Trump’s Sleight of Hand: Shouting Fraud, Pocketing Donors’ Cash for Future

click to enlarge Trump’s Sleight of Hand: Shouting Fraud, Pocketing Donors’ Cash for Future
Doug Mills/The New York Times
President Donald Trump at a campaign event on behalf of Georgia's then Republican senators, Kelly Loeffler and David Perdue, at an airport in Valdosta, Ga., Dec. 5, 2020. Trump and the Republican Party raised $255.4 million in the eight-plus weeks following the Nov. 3 election, new federal filings show, as he sought to undermine and overturn the results with unfounded accusations of fraud.

By Shane Goldmacher and Rachel Shorey
The New York Times

Former President Donald Trump and the Republican Party leveraged false claims of voter fraud and promises to overturn the election to raise more than a quarter-billion dollars in November and December as hundreds of thousands of trusting supporters listened and opened their wallets.

But the Trump campaign spent only a tiny fraction of its haul on lawyers and other legal bills related to those claims. Instead, Trump and the GOP stored away much of the money — $175 million or so — even as they continued to issue breathless, aggressive and often misleading appeals for cash that promised it would help with recounts, the rooting out of election fraud and even the Republican candidates’ chances in the two Senate runoff races in Georgia.

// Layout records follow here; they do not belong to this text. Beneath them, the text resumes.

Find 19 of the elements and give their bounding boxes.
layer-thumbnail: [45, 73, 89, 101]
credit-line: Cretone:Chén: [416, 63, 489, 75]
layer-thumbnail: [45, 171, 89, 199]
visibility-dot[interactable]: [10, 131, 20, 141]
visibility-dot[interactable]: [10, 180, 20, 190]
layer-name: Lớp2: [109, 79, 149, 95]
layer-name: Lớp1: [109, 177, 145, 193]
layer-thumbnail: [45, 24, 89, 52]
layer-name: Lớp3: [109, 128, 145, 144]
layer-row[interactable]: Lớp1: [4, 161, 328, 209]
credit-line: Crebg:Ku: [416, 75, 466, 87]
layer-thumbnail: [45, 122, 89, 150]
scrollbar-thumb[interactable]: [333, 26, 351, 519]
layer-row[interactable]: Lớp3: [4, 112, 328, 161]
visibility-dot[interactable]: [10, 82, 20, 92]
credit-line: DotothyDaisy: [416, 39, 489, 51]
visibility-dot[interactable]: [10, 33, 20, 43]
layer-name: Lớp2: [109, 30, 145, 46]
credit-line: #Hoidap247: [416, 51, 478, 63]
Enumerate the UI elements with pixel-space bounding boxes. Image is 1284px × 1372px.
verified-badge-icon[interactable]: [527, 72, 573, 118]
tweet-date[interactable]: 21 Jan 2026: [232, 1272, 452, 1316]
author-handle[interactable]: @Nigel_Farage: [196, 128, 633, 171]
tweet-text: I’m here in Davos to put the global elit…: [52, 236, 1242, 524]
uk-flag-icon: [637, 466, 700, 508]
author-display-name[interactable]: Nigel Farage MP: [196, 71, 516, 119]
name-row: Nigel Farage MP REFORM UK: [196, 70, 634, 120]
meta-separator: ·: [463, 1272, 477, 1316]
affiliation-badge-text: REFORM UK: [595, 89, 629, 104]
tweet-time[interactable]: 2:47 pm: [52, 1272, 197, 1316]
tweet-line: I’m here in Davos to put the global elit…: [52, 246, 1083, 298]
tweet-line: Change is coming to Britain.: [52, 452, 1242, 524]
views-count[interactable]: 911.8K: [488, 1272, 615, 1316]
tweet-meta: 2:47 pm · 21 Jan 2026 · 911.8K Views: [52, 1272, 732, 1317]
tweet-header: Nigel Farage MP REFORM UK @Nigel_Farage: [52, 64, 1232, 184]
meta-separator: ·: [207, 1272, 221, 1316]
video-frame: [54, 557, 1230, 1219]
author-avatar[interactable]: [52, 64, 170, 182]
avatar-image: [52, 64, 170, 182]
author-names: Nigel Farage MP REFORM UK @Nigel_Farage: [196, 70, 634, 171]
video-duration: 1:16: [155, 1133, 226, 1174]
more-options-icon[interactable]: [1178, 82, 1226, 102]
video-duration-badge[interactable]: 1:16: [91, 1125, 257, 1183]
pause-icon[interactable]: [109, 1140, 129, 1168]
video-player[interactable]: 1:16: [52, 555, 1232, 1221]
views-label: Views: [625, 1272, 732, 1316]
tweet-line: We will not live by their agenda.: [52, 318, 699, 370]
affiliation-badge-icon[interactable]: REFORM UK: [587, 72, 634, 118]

What fraction of the money Trump did spend after the election was plowed mostly into a public-relations campaign and to keep his perpetual fundraising machine whirring, with nearly $50 million going toward online advertising, text-message outreach and a small television ad campaign.

Only about $10 million spent by Trump’s campaign went to actual legal costs, according to an analysis of new Federal Election Commission filings from Nov. 4 through the end of the year.

Far more is now sitting in the coffers of a new political action committee, Save America, that Trump formed after the election and that provides him a fat war chest he can use to pay advisers, fund travel and maintain a political operation. Trump’s new PAC had $31 million in the bank at the end of 2020 and an estimated $40 million more sitting in a shared party account waiting to be transferred into it.

Trump’s extraordinary success raising money came mostly from grassroots and online contributors drawn to his lie that the election result would soon be somehow wiped away. Only about a dozen donors gave $25,000 or more to one of Trump’s committees after Nov. 24. (The lone six-figure donation came from Elaine J. Wold, a major Republican donor in Florida.)

A spokesperson for Trump did not respond to a request for comment.

All told, more than 2 million donations flowed to the former president and his shared committees with the Republican National Committee from Nov. 24 to the end of the year. Trump’s fundraising did stall drastically after the Electoral College certified Joe Biden as the winner on Dec. 14.